The ruling cut short a fraudulent tender process that saw the FBR award the track and trace contract to the National Radio & Telecommunication Corporation (NRTC) last October – despite the fact that the bid relied on a blatant pricing mistake, offering 0,731 instead of 731 PKR ($4.49 USD) per 1,000 tax stamps. Under normal circumstances, this should’ve disqualified NRTC from the tender. Instead, the firm was able to negotiate with the authorities and rebid with an altered price that finally clinched the contract.

Yet perhaps the most disturbing detail is that NRTC was offering to implement a track and trace system developed by Swiss software company Inexto, a product suite known as Codentify. This system has been shown to have been developed entirely by tobacco giant Philip Morris and promoted jointly by the tobacco companies as a way to ensure track and trace regimes remain ineffective.
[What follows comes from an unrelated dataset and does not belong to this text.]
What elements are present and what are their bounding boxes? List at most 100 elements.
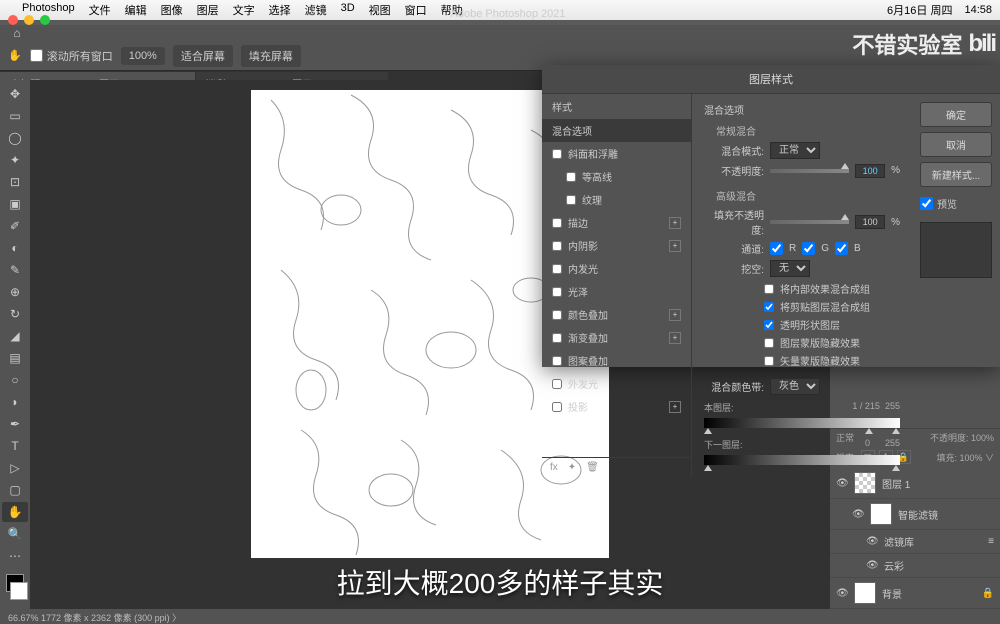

Pricing issues aside, an industry-designed tracing system is a blatant violation of the WHO Framework Convention on Tobacco Control (FCTC), notably the FCTC Protocol to eliminate illicit trade in tobacco products. That agreement expressly forbids such collusion between system suppliers and the industry; among its other provisions, Article 13 of the Protocol goes as far as to prohibit any relations between public officials, the tobacco industry, and those representing the industry’s interests for track and trace beyond the strictly necessary.

A new hope?

Still, the unravelling of the tender debacle shows clearly that not all is lost. After all, the court’s decision not only is a chance to reset the process and make sure the tender procedures are transparent and fair. Perhaps more importantly, it’s a chance to leverage international scrutiny of the bidders and eliminate those who are corrupting the system, especially as Pakistan engages with multilateral lenders such as the IMF and the World Bank and finds itself compelled to demonstrate its commitment to reforms in the face of doubts over the government’s ability to collect revenue – most recently voiced by Moody’s.

There’s little doubt the bar is now set significantly higher than before. If Pakistan were to successfully implement a robust track and trace system against the illicit trade of tobacco products, billions of rupees in tax revenue could go towards shoring up the healthcare system at time of unprecedented crisis – and equipping it to deal with future ones.